Generative AI has captured the attention of the tech industry over the past year, and everyone is finding ways to deploy LLMs into their applications on both cloud and edge servers. The default platform of choice for these deployments has been GPUs and accelerators, which provide the best performance. This blog post describes the capabilities of Arm Neoverse V1-based AWS Graviton3 CPUs in running industry standard LLMs like LLaMa 3 [1] and Phi3 [2] flexibly and at scale and showcases their key advantages compared to other CPU-based server platforms.
To demonstrate the capability of Arm-based server CPUs for LLM inferencing, Arm software teams and our partners optimized the int4 and int8 kernels implemented in llama.cpp to leverage these newer instructions [3][4]. We conducted several experiments on the AWS Graviton3 platform to measure the performance impact in different scenarios and isolate the impact.
All experiments were carried out on an AWS c7g.16xlarge instance with 64 vCPUs (virtual CPUs) and 512 GB of memory. The model used was the LLaMa-3 8B with int4 quantization.
Processing the prompt tokens is done in parallel and uses all the available cores, even for a single operation (batch=1). Arm optimizations here help speed up the tokens processed per second by up to 2.5x, with minor improvements from increased batch size.
Figure 1. Optimization Uplift for Prompt Processing
Token generation is done in an auto-regressive manner and is highly sensitive to the length of output needed to be generated. Arm optimizations help here with larger batch sizes, increasing the throughput by up to 2x.
Figure 2. Optimization Uplift for Token Generation
Latency of token generation is very important for interactive deployments of LLMs. 100ms latency for time-to-next-token is a key target metric and is based on typical human reading speed of 5-10 words per second.
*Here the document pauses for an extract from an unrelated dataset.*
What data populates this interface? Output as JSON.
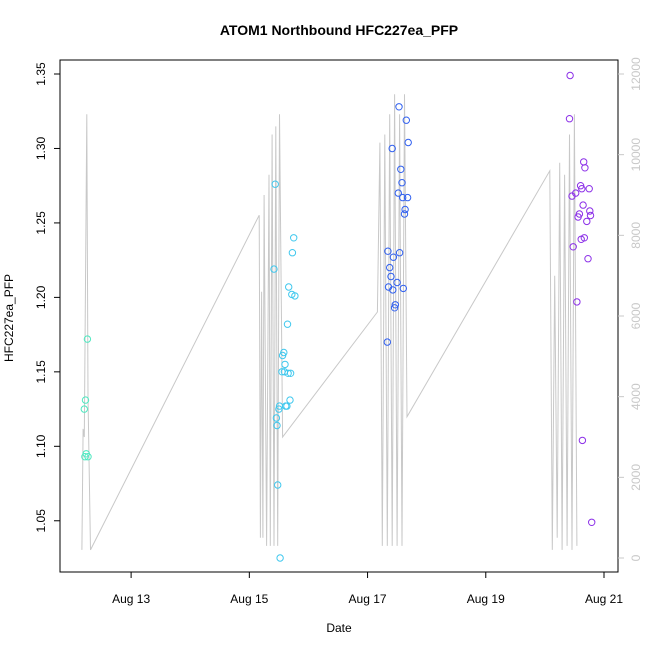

In the below charts, we see that AWS Graviton3 meets that 100ms latency requirement for both single as well as batched scenarios, making it a suitable deployment target for LLMs.
We used two different sets of latest models, Llama3-8B and Phi3-mini (3.8B) to show the latency for different sizes of smaller LLMs.
Figure 3. Time-to-next-token latency for AWS Graviton3
Even previous generation Arm server platforms like AWS Graviton2 (launched in 2019) can run latest LLMs up to 8B parameters and still meet the 100ms latency requirement for both single and batched scenarios.
Figure 4. Time-to-next-token latency for AWS Graviton2
We also compared the performance of the LLaMa-3 8B int4 quantized model on AWS Graviton3 vs. other latest-generation server CPUs on AWS.
We found that AWS Graviton3 delivers up to 3x better performance, both for prompt processing as well as for token generation.
Figure 5. Prompt processing comparison
Figure 6. Token generation comparison
It is also important to note that AWS Graviton3 CPUs are much more cost effective than 4th generation x86 CPUs, and that is reflected in the lower pricing of Graviton3 instances. Given the already high compute requirements for LLMs, calculating the TCO in terms of tokens/$ is a key factor driving LLM adoption in the data-center.
AWS Graviton3 has a significant advantage here, providing up to 3 times higher tokens/$, which is not only class leading amongst CPUs but also provides a compelling advantage to users looking to start small and scale in their LLM adoption journey.
Figure 7. TCO comparison for LLM Inferencing
Server CPUs provide a flexible, cost-effective and quick start for developers looking to deploy smaller, focused LLMs in their applications. Arm has added some key features to help improve the performance of LLMs significantly. These enable Arm Neoverse-based server processors like AWS Graviton3 to provide both best-in-class LLM performance compared to other server CPUs as well as lower the entry barrier for LLM adoption for a much wider set of application developers.